If your pet is scheduled to have diagnostic imaging performed then you may have a few questions about the process and what to expect. Below, our San Angelo vets talk about what will happen during your cat or dog's CT scan or X-ray and how diagnostic imaging can help your vet diagnose and treat your pet.
X-Rays and CT Scans for Cats and Dogs
Computed tomographic imaging, also known as a "CT" or "CAT scan", works by producing multiple individual images or "slices" throughout a region of interest in the body through the use of radiation (X-rays) and a computer. A common comparison to an image produced by a CT scanner is individual slices of bread that make up a complete loaf. The CT machine produces two-dimensional slices of a section of your pet’s anatomy and then configures them into a complete image we can view. These slices can also be used to create three-dimensional reconstructions that can be very useful for things like surgical planning. Once the images are produced, they are sent to a veterinary specialist to review and interpret.

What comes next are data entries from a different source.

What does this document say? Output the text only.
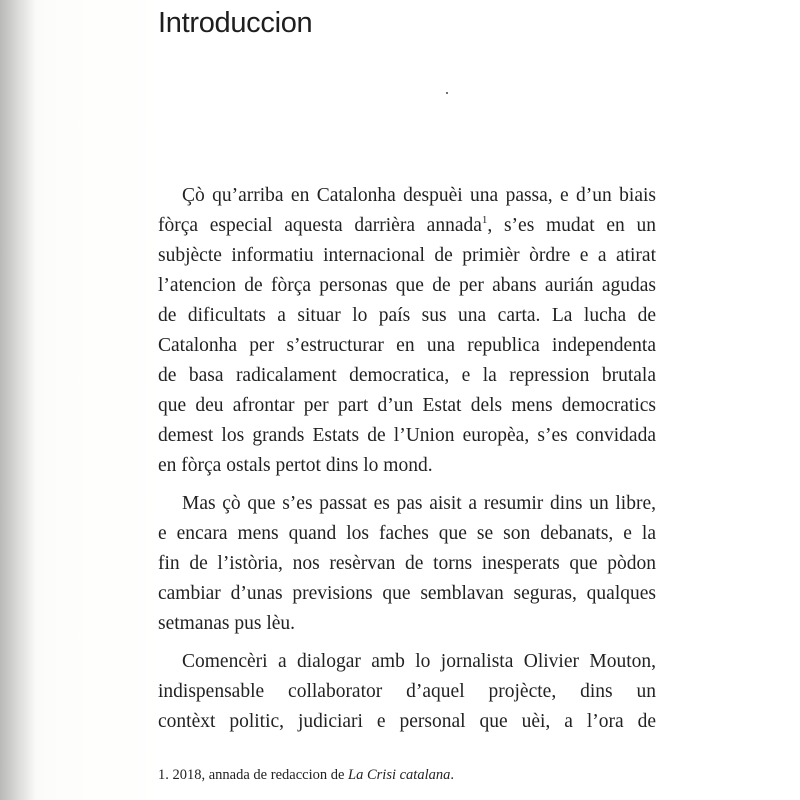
Introduccion
Çò qu’arriba en Catalonha despuèi una passa, e d’un biais
fòrça especial aquesta darrièra annada$^1$, s’es mudat en un
subjècte informatiu internacional de primièr òrdre e a atirat
l’atencion de fòrça personas que de per abans aurián agudas
de dificultats a situar lo país sus una carta. La lucha de
Catalonha per s’estructurar en una republica independenta
de basa radicalament democratica, e la repression brutala
que deu afrontar per part d’un Estat dels mens democratics
demest los grands Estats de l’Union europèa, s’es convidada
en fòrça ostals pertot dins lo mond.
Mas çò que s’es passat es pas aisit a resumir dins un libre,
e encara mens quand los faches que se son debanats, e la
fin de l’istòria, nos resèrvan de torns inesperats que pòdon
cambiar d’unas previsions que semblavan seguras, qualques
setmanas pus lèu.
Comencèri a dialogar amb lo jornalista Olivier Mouton,
indispensable collaborator d’aquel projècte, dins un
contèxt politic, judiciari e personal que uèi, a l’ora de
1. 2018, annada de redaccion de La Crisi catalana.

An X-ray is a quick, painless test that produces images of the structures inside your cat and/or dog's body mainly your cat's and/or dog's bones. X-ray rays pass through your body, and they are absorbed in different volumes depending on the density of the material that they have to pass through.
How are CT scans and X-rays able to help diagnose your pet?
When it comes to both veterinary care and human healthcare, diagnostic imaging tools such as X-rays and CT scans have been incredibly beneficial. X-rays can help vets get a view of your pet's bones, tissues, and internal organs so that they can diagnose issues such as broken bones, bladder stones, swallowing foreign objects, and more.
X-ray images can help vets to spot some tumors, pregnancy, and enlarged organs which may lead to a diagnosis such as heart disease or cancer. A detailed view of organs, tissues, and ligaments cannot be obtained using X-ray technology. In these cases, other diagnostic imaging such as MRI and Ultrasound is more beneficial. An X-ray of a pregnant dog can also help you to prepare for the birth of puppies by allowing you to know how many puppies your dog is expecting, and whether a c-section may be required for any reason.
The high-resolution images produced by the CT machine help us to evaluate your pet's anatomy in great detail - a detail that we would otherwise not be able to see using standard X-rays. CT scanners provide excellent detail of bony and soft tissue structures in the body.
What should you do to prepare for routine diagnostic imaging for dogs and cats?
If your pet is brought in to the vet for an urgent or emergency care situation then it is likely that they will want to perform an X-ray or CT scan to get a better look at what is happening. For that reason, no preparation is required. Your vet will examine your pet, then if an x-ray or CT is required, they will take some time to explain the procedure and what they will be looking for.
If you have an X-ray or CT scan that was booked ahead of time for your pet, your vet will provide all the instructions you will need for the day of the procedure.
Will the process for X-rays and CT scans for cats and dogs include sedation?
If your pet needs to have an X-ray then sedation can be a helpful tool to get your pet to lie still. If your dog or cat is calm, not in too much pain, and able to lay in a comfortable position while the X-ray or CT scan is being taken, sedation will not be necessary.
Sedation can also be beneficial in situations where the dog or cat is unable to sit still, such as when experiencing pain. Other reasons why sedation may be used during your pet's X-ray or scan include if the dog's or cat's muscles need to be relaxed to get a clear image, or when the X-ray is being used on the skull, teeth, or spine.
A CT scan is a very safe procedure. Like an X-ray, CT scans use ionizing radiation, but at doses that are not harmful to pets. Because your pet needs to be still during the CT scan, general anesthesia is required for your pets.
Are X-rays and CAT scans for cats and dogs safe?
While the use of X-rays and CT scanners are generally considered safe for dogs and cats, radiation is involved and so X-rays and CT scans are typically used only occasionally and generally as a diagnostic tool. In some cases, vets will use X-ray technology to glean information about a dog's pregnancy however other forms of imaging such as ultrasound could be used in that case.
In the case that you have any questions about how diagnostic imaging affects the health of dogs and cats, please speak with your vet. Your veterinarian will be able to give you an understanding of the risks versus the benefits in your dog's and cat's particular case so that you can decide whether you want your dog or cat to have an X-ray or CT scan.
What are the costs associated with diagnostic imaging for cats and dogs?
There is a range of factors that will dictate the cost of your dog's or cat's X-rays including the size of your pet, the area being X-rayed, whether sedation was used, the type of clinic, where your veterinary clinic is located, and more. If you are concerned about the cost of your cat or dog's X-rays, ask your vet for an estimate before proceeding.
Just like X-rays and other diagnostic tools, the cost of your pet's CT scan with be determined by your pet and the clinic that you are at. The entire process of a pet CT scan takes about 45 minutes to an hour, not including anesthesia so the price can change.
Note: The advice provided in this post is intended for informational purposes and does not constitute medical advice regarding pets. For an accurate diagnosis of your pet's condition, please make an appointment with your vet.